Com o pagode sertanejo, Tião tornou-se definitivamente uma lenda cantando pagodes como “Pagode em Brasília”, de Teddy Vieira e Lourival dos Santos; “Chora viola” e “Em tempo de avanço”, dele e Lourival dos Santos; “Nove e nove”, dele Lourival dos Santos e Teddy Vieira, e outros. Cantou também com sua voz grave inúmeras modas de viola como “Terra roxa” e “Rei do gado”, ambas de Teddy Vieira, sem contar aquele que foi certamente seu maior sucesso, e um dos grandes clássicos da música sertaneja, em particular, e da brasileira, em geral, o cururu “Rio de lágrimas”, de sua autoria, Lourival dos Santos e Piraci, também conhecido como “Rio de Piracicaba”.
Passados dezessete anos de sua morte, todos os seus LPs com Pardinho continuam em catálogo e já venderam mais de um milhão de cópias, isso, registre-se bem, apenas depois de sua morte.

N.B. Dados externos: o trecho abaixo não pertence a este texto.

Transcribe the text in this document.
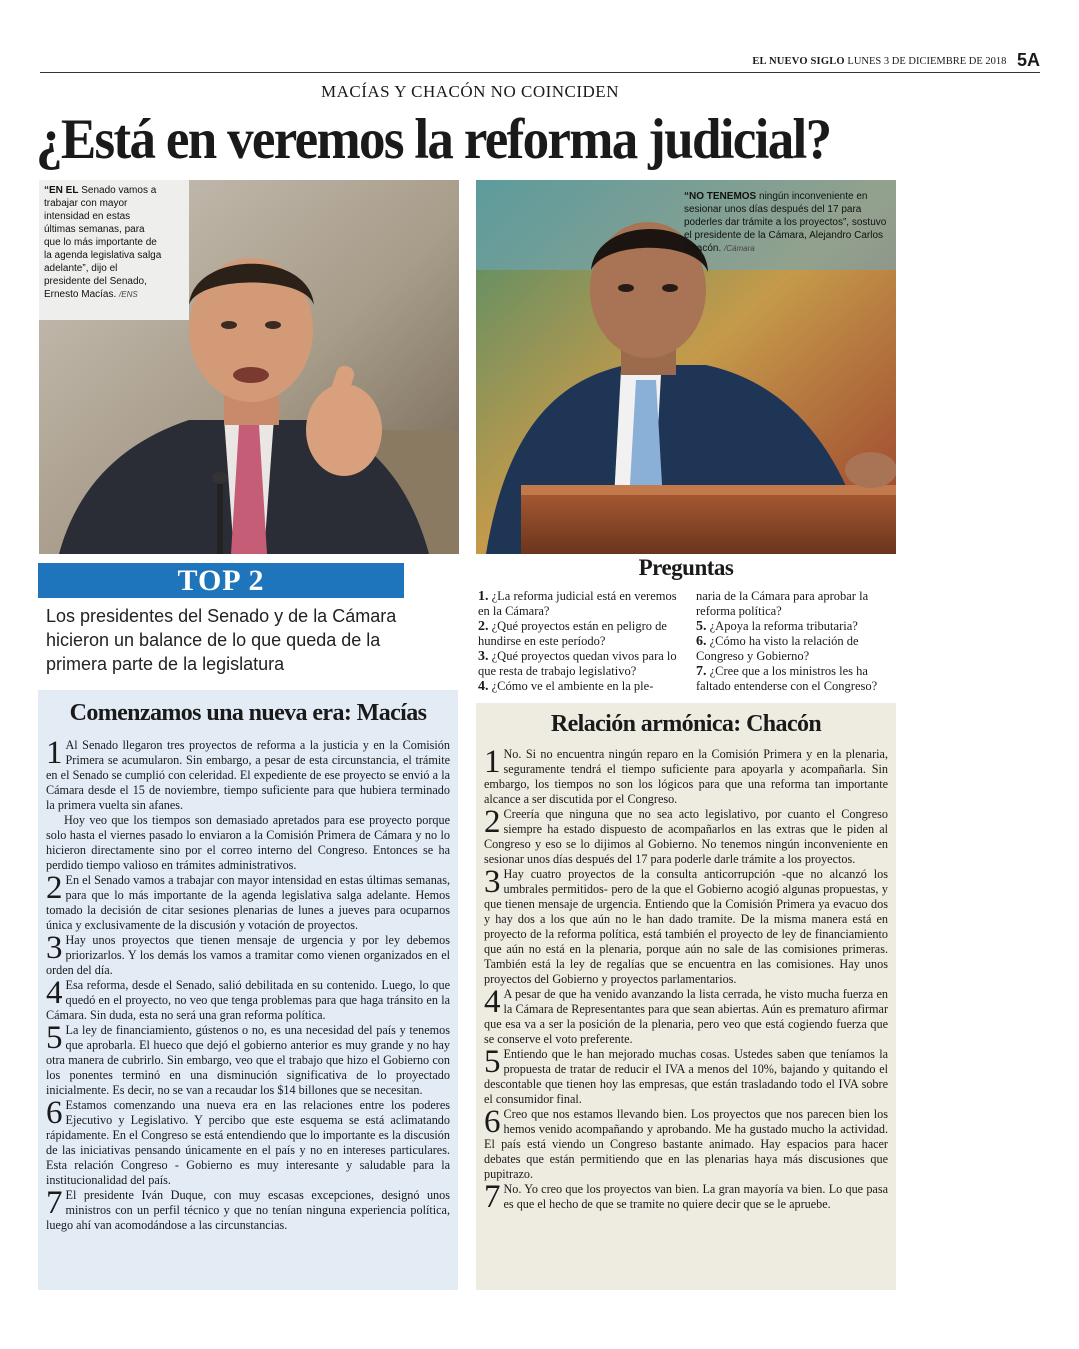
EL NUEVO SIGLO LUNES 3 DE DICIEMBRE DE 2018 5A
MACÍAS Y CHACÓN NO COINCIDEN
¿Está en veremos la reforma judicial?
“EN EL Senado vamos a trabajar con mayor intensidad en estas últimas semanas, para que lo más importante de la agenda legislativa salga adelante”, dijo el presidente del Senado, Ernesto Macías. /ENS
“NO TENEMOS ningún inconveniente en sesionar unos días después del 17 para poderles dar trámite a los proyectos”, sostuvo el presidente de la Cámara, Alejandro Carlos Chacón. /Cámara
TOP 2
Los presidentes del Senado y de la Cámara hicieron un balance de lo que queda de la primera parte de la legislatura
Preguntas
1. ¿La reforma judicial está en veremos en la Cámara?
2. ¿Qué proyectos están en peligro de hundirse en este período?
3. ¿Qué proyectos quedan vivos para lo que resta de trabajo legislativo?
4. ¿Cómo ve el ambiente en la ple-
naria de la Cámara para aprobar la reforma política?
5. ¿Apoya la reforma tributaria?
6. ¿Cómo ha visto la relación de Congreso y Gobierno?
7. ¿Cree que a los ministros les ha faltado entenderse con el Congreso?
Comenzamos una nueva era: Macías

1 Al Senado llegaron tres proyectos de reforma a la justicia y en la Comisión Primera se acumularon. Sin embargo, a pesar de esta circunstancia, el trámite en el Senado se cumplió con celeridad. El expediente de ese proyecto se envió a la Cámara desde el 15 de noviembre, tiempo suficiente para que hubiera terminado la primera vuelta sin afanes.

Hoy veo que los tiempos son demasiado apretados para ese proyecto porque solo hasta el viernes pasado lo enviaron a la Comisión Primera de Cámara y no lo hicieron directamente sino por el correo interno del Congreso. Entonces se ha perdido tiempo valioso en trámites administrativos.

2 En el Senado vamos a trabajar con mayor intensidad en estas últimas semanas, para que lo más importante de la agenda legislativa salga adelante. Hemos tomado la decisión de citar sesiones plenarias de lunes a jueves para ocuparnos única y exclusivamente de la discusión y votación de proyectos.

3 Hay unos proyectos que tienen mensaje de urgencia y por ley debemos priorizarlos. Y los demás los vamos a tramitar como vienen organizados en el orden del día.

4 Esa reforma, desde el Senado, salió debilitada en su contenido. Luego, lo que quedó en el proyecto, no veo que tenga problemas para que haga tránsito en la Cámara. Sin duda, esta no será una gran reforma política.

5 La ley de financiamiento, gústenos o no, es una necesidad del país y tenemos que aprobarla. El hueco que dejó el gobierno anterior es muy grande y no hay otra manera de cubrirlo. Sin embargo, veo que el trabajo que hizo el Gobierno con los ponentes terminó en una disminución significativa de lo proyectado inicialmente. Es decir, no se van a recaudar los $14 billones que se necesitan.

6 Estamos comenzando una nueva era en las relaciones entre los poderes Ejecutivo y Legislativo. Y percibo que este esquema se está aclimatando rápidamente. En el Congreso se está entendiendo que lo importante es la discusión de las iniciativas pensando únicamente en el país y no en intereses particulares. Esta relación Congreso - Gobierno es muy interesante y saludable para la institucionalidad del país.

7 El presidente Iván Duque, con muy escasas excepciones, designó unos ministros con un perfil técnico y que no tenían ninguna experiencia política, luego ahí van acomodándose a las circunstancias.

Relación armónica: Chacón

1 No. Si no encuentra ningún reparo en la Comisión Primera y en la plenaria, seguramente tendrá el tiempo suficiente para apoyarla y acompañarla. Sin embargo, los tiempos no son los lógicos para que una reforma tan importante alcance a ser discutida por el Congreso.

2 Creería que ninguna que no sea acto legislativo, por cuanto el Congreso siempre ha estado dispuesto de acompañarlos en las extras que le piden al Congreso y eso se lo dijimos al Gobierno. No tenemos ningún inconveniente en sesionar unos días después del 17 para poderle darle trámite a los proyectos.

3 Hay cuatro proyectos de la consulta anticorrupción -que no alcanzó los umbrales permitidos- pero de la que el Gobierno acogió algunas propuestas, y que tienen mensaje de urgencia. Entiendo que la Comisión Primera ya evacuo dos y hay dos a los que aún no le han dado tramite. De la misma manera está en proyecto de la reforma política, está también el proyecto de ley de financiamiento que aún no está en la plenaria, porque aún no sale de las comisiones primeras. También está la ley de regalías que se encuentra en las comisiones. Hay unos proyectos del Gobierno y proyectos parlamentarios.

4 A pesar de que ha venido avanzando la lista cerrada, he visto mucha fuerza en la Cámara de Representantes para que sean abiertas. Aún es prematuro afirmar que esa va a ser la posición de la plenaria, pero veo que está cogiendo fuerza que se conserve el voto preferente.

5 Entiendo que le han mejorado muchas cosas. Ustedes saben que teníamos la propuesta de tratar de reducir el IVA a menos del 10%, bajando y quitando el descontable que tienen hoy las empresas, que están trasladando todo el IVA sobre el consumidor final.

6 Creo que nos estamos llevando bien. Los proyectos que nos parecen bien los hemos venido acompañando y aprobando. Me ha gustado mucho la actividad. El país está viendo un Congreso bastante animado. Hay espacios para hacer debates que están permitiendo que en las plenarias haya más discusiones que pupitrazo.

7 No. Yo creo que los proyectos van bien. La gran mayoría va bien. Lo que pasa es que el hecho de que se tramite no quiere decir que se le apruebe.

Assim como Luiz Gonzaga é tido por todos os seguidores do forró não apenas como o “Rei do baião”, mas uma referência da música nordestina, Tião Carreiro possui para a música sertaneja o mesmo referencial fundador e norteador.
Constantemente suas obras são regravadas e os violeiros jovens em começo de carreira o citam como sendo exemplo e ícone da viola. Não por acaso foi criado em 2003, o "Prêmio Nacional Tião Carreiro de Excelência da Viola Caipira”.
Estranho esse país a que damos o nome de Brasil, criado a ferro e fogo a partir da invasão portuguesa. Em seu solo sucumbiram milhões de índios, vítimas de combates com os invasores ou de doenças por eles trazidas. Em suas terras está escrito com sangue o esforço e a labuta dos escravos negros, a plantarem e extraírem riquezas das terras, mas as elites dominantes, depois da independência política, sempre fizeram questão de espelhar-se no exterior, em busca de modelos civilizatórios e, assim, o caipira logo virou um sinônimo daquilo que deveria ser superado e ultrapassado. Dessa forma, nossa música popular, que ao longo do século XX, foi sendo mais e mais reverenciada no exterior como imaginativa e de alta qualidade, encontrou e ainda encontra aqui dentro resistências injustificáveis. É por isso que, para parte dos estudiosos, a música caipira e sertaneja é algo tão distante e longínquo. Tião Carreiro ainda não recebe, fora das lides sertanejas, onde como já dissemos é um ícone e uma lenda, as devidas reverências, pois se assim fosse, seu nome deveria ser sempre e constantemente relembrado, como o de Luiz Gonzaga é para o forró, Pixinguinha para o choro, Tom Jobim para a bossa nova ou Donga para o samba.
Mas a arte verdadeira tem vida própria e, a lenda de Tião Carreiro vai se alastrando e, em cada canto onde se dedilhe as cordas de uma viola, seu nome é louvado e aclamado como o maior de todos os violeiros desse país, aquele que, como a cigarra da fábula, viveu para cantar e encantar.
Que a memória de sua arte nunca se apague e que chegue o dia em que, nas escolas de todo o país, seu nome seja lembrado e suas músicas tocadas para as crianças. E seja lembrado como um dos grandes brasileiros que, se não enveredou por lutas políticas ou de libertação, brilhou e fez alegrar com sua arte a gente simples do Brasil, que teve amenizado seu duro labor, por esse “Pelé da Viola”, Tião Carreiro, o maior dos violeiros.